You can see from those regexes that neither of them actually matches the path “/api/users”, what happens internally to make these sort of regexes actually match is strip/trim the basePath of the Router to the request path, so that it goes from “/api/users” to “/users”, which actually matches.

Layers everywhere

The design in Express routing is such that the concept of Layer is also used in the Route class, this make it possible write code like the following:

router <- Router$new()
logger <- function(req, res) {
  print(req$PATH_INFO)
}

router$get(
  "/foo",
  # route specific middleware
  logger,
  # route handler
  function(req, res) {
    list(
      status = 200L,
      body = "bar",
      headers = list(
        "Content-Type" = "text/html"
      )
    )
  },
  function(req, res) {
    print("Never called")
  }
)

layer <- router$getStack()[[1]]
# A route's Layer stack
layer$route$stack
#> [[1]]
#> <Layer>
#>   Public:
#>     clone: function (deep = FALSE) 
#>     handleError: function (error, req, res, forward) 
#>     handleRequest: function (req, res, forward) 
#>     initialize: function (path, options, fn) 
#>     keys: list
#>     match: function (path) 
#>     matchers: list
#>     method: get
#>     params: list
#>     path: 
#>     route: NULL
#>     slash: FALSE
#>   Private:
#>     handler: function (req, res, forward) 
#> 
#> [[2]]
#> <Layer>
#>   Public:
#>     clone: function (deep = FALSE) 
#>     handleError: function (error, req, res, forward) 
#>     handleRequest: function (req, res, forward) 
#>     initialize: function (path, options, fn) 
#>     keys: list
#>     match: function (path) 
#>     matchers: list
#>     method: get
#>     params: list
#>     path: 
#>     route: NULL
#>     slash: FALSE
#>   Private:
#>     handler: function (req, res, forward) 
#> 
#> [[3]]
#> <Layer>
#>   Public:
#>     clone: function (deep = FALSE) 
#>     handleError: function (error, req, res, forward) 
#>     handleRequest: function (req, res, forward) 
#>     initialize: function (path, options, fn) 
#>     keys: list
#>     match: function (path) 
#>     matchers: list
#>     method: get
#>     params: list
#>     path: 
#>     route: NULL
#>     slash: FALSE
#>   Private:
#>     handler: function (req, res, forward)

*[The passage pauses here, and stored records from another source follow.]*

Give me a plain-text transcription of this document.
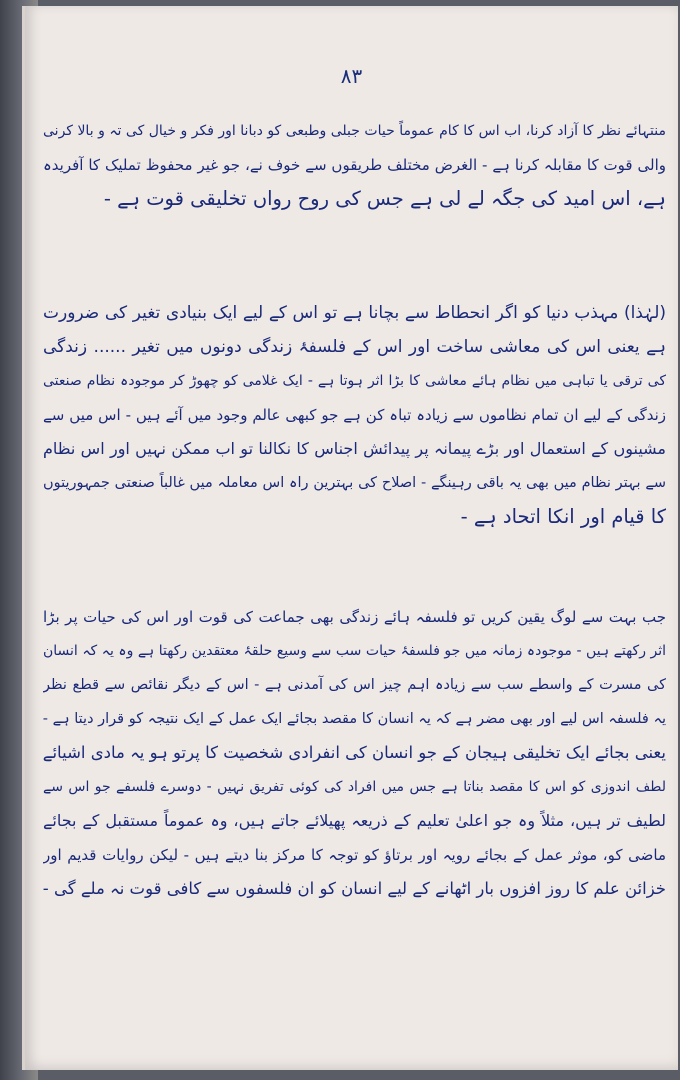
۸۳
منتہائے نظر کا آزاد کرنا، اب اس کا کام عموماً حیات جبلی وطبعی کو دبانا اور فکر و خیال کی تہ و بالا کرنی
والی قوت کا مقابلہ کرنا ہے - الغرض مختلف طریقوں سے خوف نے، جو غیر محفوظ تملیک کا آفریدہ
ہے، اس امید کی جگہ لے لی ہے جس کی روح رواں تخلیقی قوت ہے -
(لہٰذا) مہذب دنیا کو اگر انحطاط سے بچانا ہے تو اس کے لیے ایک بنیادی تغیر کی ضرورت
ہے یعنی اس کی معاشی ساخت اور اس کے فلسفۂ زندگی دونوں میں تغیر ...... زندگی
کی ترقی یا تباہی میں نظام ہائے معاشی کا بڑا اثر ہوتا ہے - ایک غلامی کو چھوڑ کر موجودہ نظام صنعتی
زندگی کے لیے ان تمام نظاموں سے زیادہ تباہ کن ہے جو کبھی عالم وجود میں آئے ہیں - اس میں سے
مشینوں کے استعمال اور بڑے پیمانہ پر پیدائش اجناس کا نکالنا تو اب ممکن نہیں اور اس نظام
سے بہتر نظام میں بھی یہ باقی رہینگے - اصلاح کی بہترین راہ اس معاملہ میں غالباً صنعتی جمہوریتوں
کا قیام اور انکا اتحاد ہے -
جب بہت سے لوگ یقین کریں تو فلسفہ ہائے زندگی بھی جماعت کی قوت اور اس کی حیات پر بڑا
اثر رکھتے ہیں - موجودہ زمانہ میں جو فلسفۂ حیات سب سے وسیع حلقۂ معتقدین رکھتا ہے وہ یہ کہ انسان
کی مسرت کے واسطے سب سے زیادہ اہم چیز اس کی آمدنی ہے - اس کے دیگر نقائص سے قطع نظر
یہ فلسفہ اس لیے اور بھی مضر ہے کہ یہ انسان کا مقصد بجائے ایک عمل کے ایک نتیجہ کو قرار دیتا ہے -
یعنی بجائے ایک تخلیقی ہیجان کے جو انسان کی انفرادی شخصیت کا پرتو ہو یہ مادی اشیائے
لطف اندوزی کو اس کا مقصد بناتا ہے جس میں افراد کی کوئی تفریق نہیں - دوسرے فلسفے جو اس سے
لطیف تر ہیں، مثلاً وہ جو اعلیٰ تعلیم کے ذریعہ پھیلائے جاتے ہیں، وہ عموماً مستقبل کے بجائے
ماضی کو، موثر عمل کے بجائے رویہ اور برتاؤ کو توجہ کا مرکز بنا دیتے ہیں - لیکن روایات قدیم اور
خزائن علم کا روز افزوں بار اٹھانے کے لیے انسان کو ان فلسفوں سے کافی قوت نہ ملے گی -
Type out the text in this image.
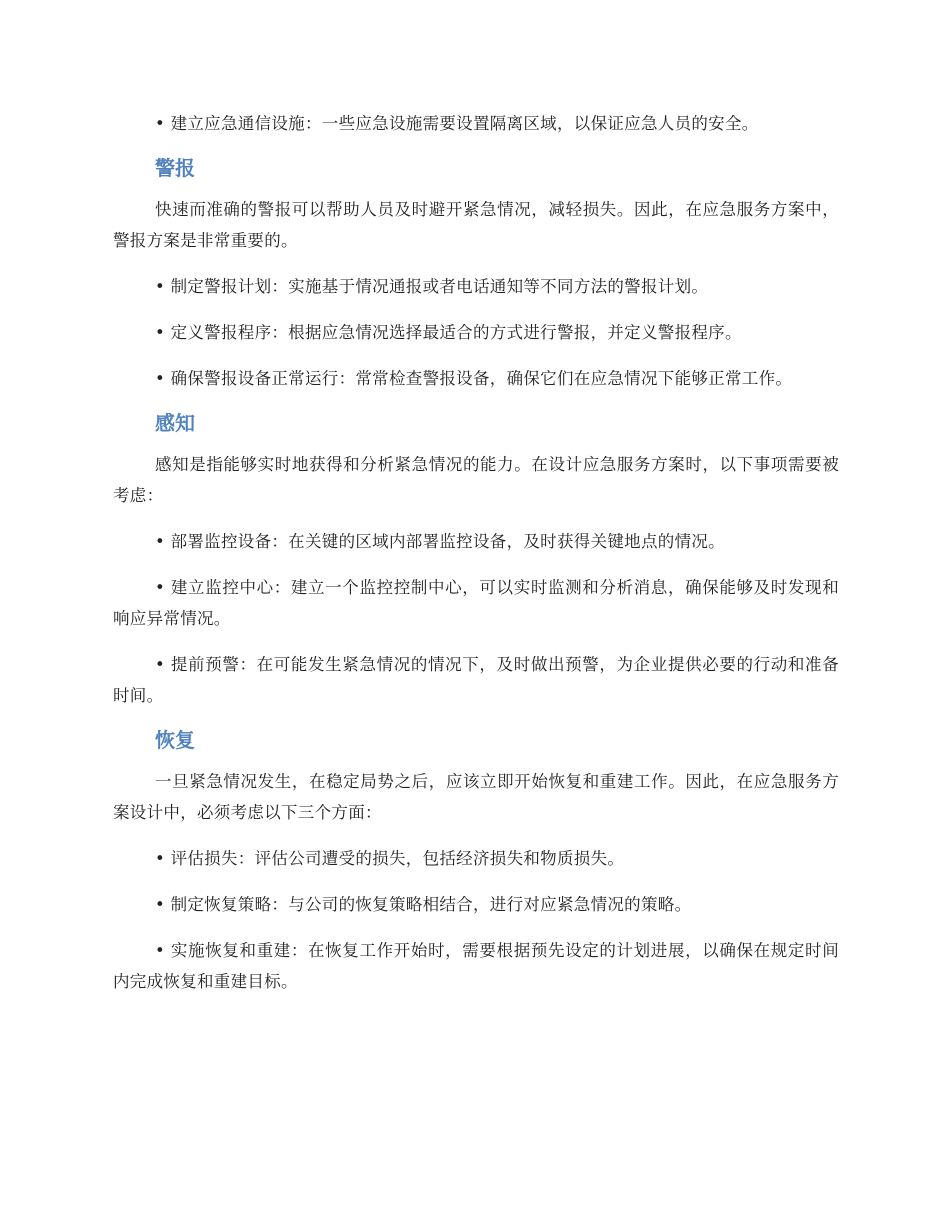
• 建立应急通信设施：一些应急设施需要设置隔离区域，以保证应急人员的安全。

警报

快速而准确的警报可以帮助人员及时避开紧急情况，减轻损失。因此，在应急服务方案中，警报方案是非常重要的。

• 制定警报计划：实施基于情况通报或者电话通知等不同方法的警报计划。

• 定义警报程序：根据应急情况选择最适合的方式进行警报，并定义警报程序。

• 确保警报设备正常运行：常常检查警报设备，确保它们在应急情况下能够正常工作。

感知

感知是指能够实时地获得和分析紧急情况的能力。在设计应急服务方案时，以下事项需要被考虑：

• 部署监控设备：在关键的区域内部署监控设备，及时获得关键地点的情况。

• 建立监控中心：建立一个监控控制中心，可以实时监测和分析消息，确保能够及时发现和响应异常情况。

• 提前预警：在可能发生紧急情况的情况下，及时做出预警，为企业提供必要的行动和准备时间。

恢复

一旦紧急情况发生，在稳定局势之后，应该立即开始恢复和重建工作。因此，在应急服务方案设计中，必须考虑以下三个方面：

• 评估损失：评估公司遭受的损失，包括经济损失和物质损失。

• 制定恢复策略：与公司的恢复策略相结合，进行对应紧急情况的策略。

• 实施恢复和重建：在恢复工作开始时，需要根据预先设定的计划进展，以确保在规定时间内完成恢复和重建目标。
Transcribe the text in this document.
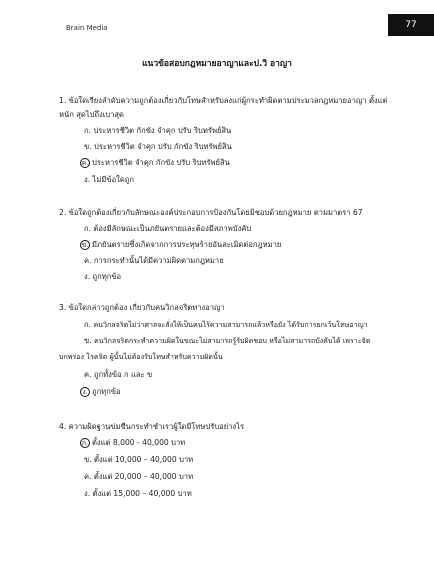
Brain Media	77
แนวข้อสอบกฎหมายอาญาและป.วิ อาญา
1. ข้อใดเรียงลำดับความถูกต้องเกี่ยวกับโทษสำหรับลงแก่ผู้กระทำผิดตามประมวลกฎหมายอาญา ตั้งแต่
หนัก สุดไปถึงเบาสุด
ก.
ประหารชีวิต กักขัง จำคุก ปรับ ริบทรัพย์สิน
ข.
ประหารชีวิต จำคุก ปรับ กักขัง ริบทรัพย์สิน
ค. ประหารชีวิต จำคุก กักขัง ปรับ ริบทรัพย์สิน
ง.
ไม่มีข้อใดถูก
2. ข้อใดถูกต้องเกี่ยวกับลักษณะองค์ประกอบการป้องกันโดยมิชอบด้วยกฎหมาย ตามมาตรา 67
ก.
ต้องมีลักษณะเป็นภยันตรายและต้องมีสภาพบังคับ
ข. มีภยันตรายซึ่งเกิดจากการประทุษร้ายอันละเมิดต่อกฎหมาย
ค.
การกระทำนั้นได้มีความผิดตามกฎหมาย
ง.
ถูกทุกข้อ
3. ข้อใดกล่าวถูกต้อง เกี่ยวกับคนวิกลจริตทางอาญา
ก.
คนวิกลจริตไม่ว่าศาลจะสั่งให้เป็นคนไร้ความสามารถแล้วหรือยัง ได้รับการยกเว้นโทษอาญา
ข.
คนวิกลจริตกระทำความผิดในขณะไม่สามารถรู้รับผิดชอบ หรือไม่สามารถบังคับได้ เพราะจิต
บกพร่อง โรคจิต ผู้นั้นไม่ต้องรับโทษสำหรับความผิดนั้น
ค.
ถูกทั้งข้อ ก และ ข
ง. ถูกทุกข้อ
4. ความผิดฐานข่มขืนกระทำชำเราผู้ใดมีโทษปรับอย่างไร
ก. ตั้งแต่ 8,000 - 40,000 บาท
ข.
ตั้งแต่ 10,000 – 40,000 บาท
ค.
ตั้งแต่ 20,000 – 40,000 บาท
ง.
ตั้งแต่ 15,000 – 40,000 บาท
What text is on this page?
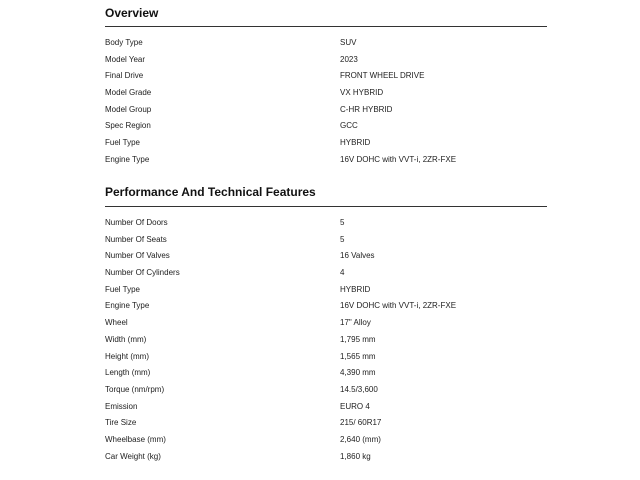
Overview
Body Type	SUV
Model Year	2023
Final Drive	FRONT WHEEL DRIVE
Model Grade	VX HYBRID
Model Group	C-HR HYBRID
Spec Region	GCC
Fuel Type	HYBRID
Engine Type	16V DOHC with VVT-i, 2ZR-FXE
Performance And Technical Features
Number Of Doors	5
Number Of Seats	5
Number Of Valves	16 Valves
Number Of Cylinders	4
Fuel Type	HYBRID
Engine Type	16V DOHC with VVT-i, 2ZR-FXE
Wheel	17" Alloy
Width (mm)	1,795 mm
Height (mm)	1,565 mm
Length (mm)	4,390 mm
Torque (nm/rpm)	14.5/3,600
Emission	EURO 4
Tire Size	215/ 60R17
Wheelbase (mm)	2,640 (mm)
Car Weight (kg)	1,860 kg
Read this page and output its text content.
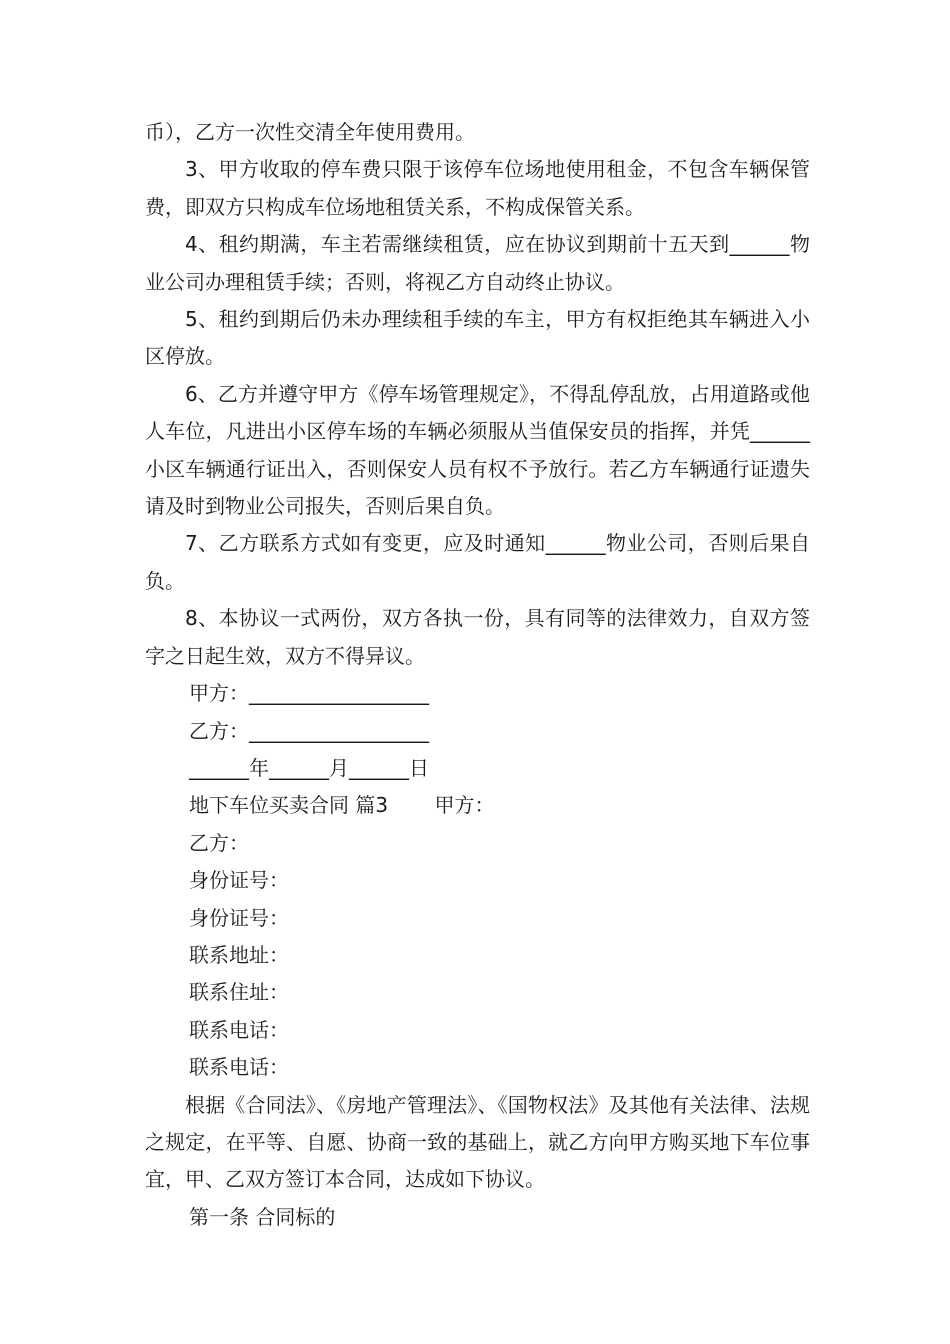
币），乙方一次性交清全年使用费用。

3、甲方收取的停车费只限于该停车位场地使用租金，不包含车辆保管费，即双方只构成车位场地租赁关系，不构成保管关系。

4、租约期满，车主若需继续租赁，应在协议到期前十五天到______物业公司办理租赁手续；否则，将视乙方自动终止协议。

5、租约到期后仍未办理续租手续的车主，甲方有权拒绝其车辆进入小区停放。

6、乙方并遵守甲方《停车场管理规定》，不得乱停乱放，占用道路或他人车位，凡进出小区停车场的车辆必须服从当值保安员的指挥，并凭______小区车辆通行证出入，否则保安人员有权不予放行。若乙方车辆通行证遗失请及时到物业公司报失，否则后果自负。

7、乙方联系方式如有变更，应及时通知______物业公司，否则后果自负。

8、本协议一式两份，双方各执一份，具有同等的法律效力，自双方签字之日起生效，双方不得异议。

甲方：__________________

乙方：__________________

______年______月______日

地下车位买卖合同 篇3 　　甲方：

乙方：

身份证号：

身份证号：

联系地址：

联系住址：

联系电话：

联系电话：

根据《合同法》、《房地产管理法》、《国物权法》及其他有关法律、法规之规定，在平等、自愿、协商一致的基础上，就乙方向甲方购买地下车位事宜，甲、乙双方签订本合同，达成如下协议。

第一条 合同标的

So when a request comes to “/foo” it matches the first Router Layer, which happens to be a Route, then the route dispatch the request into its own stack of layers, which in turn process the request until one of them actually respond, in this case this happens at the second Layer.

In summary, when we think of a Route Layer we see that it has its own way of handling the request instead of just being the handlers we just wrote it’s a method that dispatches the requests into their handlers. Just like a Router dispatches a request into a middleware, route or another Router.

How it differs from Express.js

1. We use forward() instead of next() to pass control to the next handler.
2. You don’t need to declare forward as an argument to your handler to call it inside.
3. If your handler doesn’t return a response or call forward(), one is called on your behalf.